Peringatan Bung Hatta itu sebetulnya untuk membangun fundamental ekonomi kita agar menjadi kuat. Kita disuruh berusaha keras untuk menghasilkan makanan kita sendiri. Agar kita tidak bergantung pada bangsa lain untuk masalah hidup mati, soal makanan.
Kalau kita masih makan apa yang kita produksi sendiri, maka rupiah mau jatuh sehari sepuluh kali atau dunia bergejolak ekonominya seperti apapun, rakyat tetap tenang karena ada yang dimakan.
Kalau kita menghasilkan apa yang kita makan sendiri, maka kita tidak perlu takut dengan inflasi karena suplai makanan kita tidak bergantung pada negara lain. Jika terjadi inflasi bahkan akan mendorong gairah produksi usaha rakyat terutama petani karena harga kita tentukan sendiri.
Kalau kita berhasil memproduksi makanan kita sendiri dan bahkan jika hasilnya dapat kita olah dan kemas dengan baik, maka kita akan mampu kuasai ekonomi negara lain melalui aktifitas eksportasi.

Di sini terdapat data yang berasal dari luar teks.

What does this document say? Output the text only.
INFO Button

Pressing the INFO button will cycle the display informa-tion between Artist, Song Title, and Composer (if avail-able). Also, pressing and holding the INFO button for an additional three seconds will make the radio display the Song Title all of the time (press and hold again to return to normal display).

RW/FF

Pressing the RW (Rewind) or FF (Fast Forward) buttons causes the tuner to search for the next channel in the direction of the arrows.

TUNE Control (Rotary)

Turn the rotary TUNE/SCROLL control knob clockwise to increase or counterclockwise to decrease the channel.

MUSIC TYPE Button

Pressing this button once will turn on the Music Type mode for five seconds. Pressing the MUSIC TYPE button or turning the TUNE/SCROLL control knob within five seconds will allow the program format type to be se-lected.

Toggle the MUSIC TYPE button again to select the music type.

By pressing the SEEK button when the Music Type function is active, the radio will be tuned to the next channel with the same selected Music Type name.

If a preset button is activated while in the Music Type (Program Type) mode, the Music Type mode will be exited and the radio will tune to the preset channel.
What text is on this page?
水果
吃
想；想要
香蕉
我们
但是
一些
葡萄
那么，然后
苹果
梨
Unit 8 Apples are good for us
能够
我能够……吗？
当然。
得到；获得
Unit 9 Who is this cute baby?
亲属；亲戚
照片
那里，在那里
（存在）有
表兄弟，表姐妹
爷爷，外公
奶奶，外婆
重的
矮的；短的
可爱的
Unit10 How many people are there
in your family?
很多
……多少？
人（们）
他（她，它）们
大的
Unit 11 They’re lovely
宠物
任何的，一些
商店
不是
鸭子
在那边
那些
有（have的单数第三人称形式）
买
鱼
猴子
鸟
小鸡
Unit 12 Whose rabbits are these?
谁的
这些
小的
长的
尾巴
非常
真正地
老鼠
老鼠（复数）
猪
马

Bung Hatta dalam tulisanya bahkan menjelaskan strateginya untuk mencapai tujuan tersebut. Pertama, negara maju sebagai sumber import pangan kita selama ini, kita negosiasi.
Cara menegosiasikannya, kita tawarkan konsep substitusi import, namun dengan cara mengganti import barang jadi dengan import barang modal namun untuk dukung agar industri pangan kita maju, seperti alat alat pertanian dan juga pengolahan makanan.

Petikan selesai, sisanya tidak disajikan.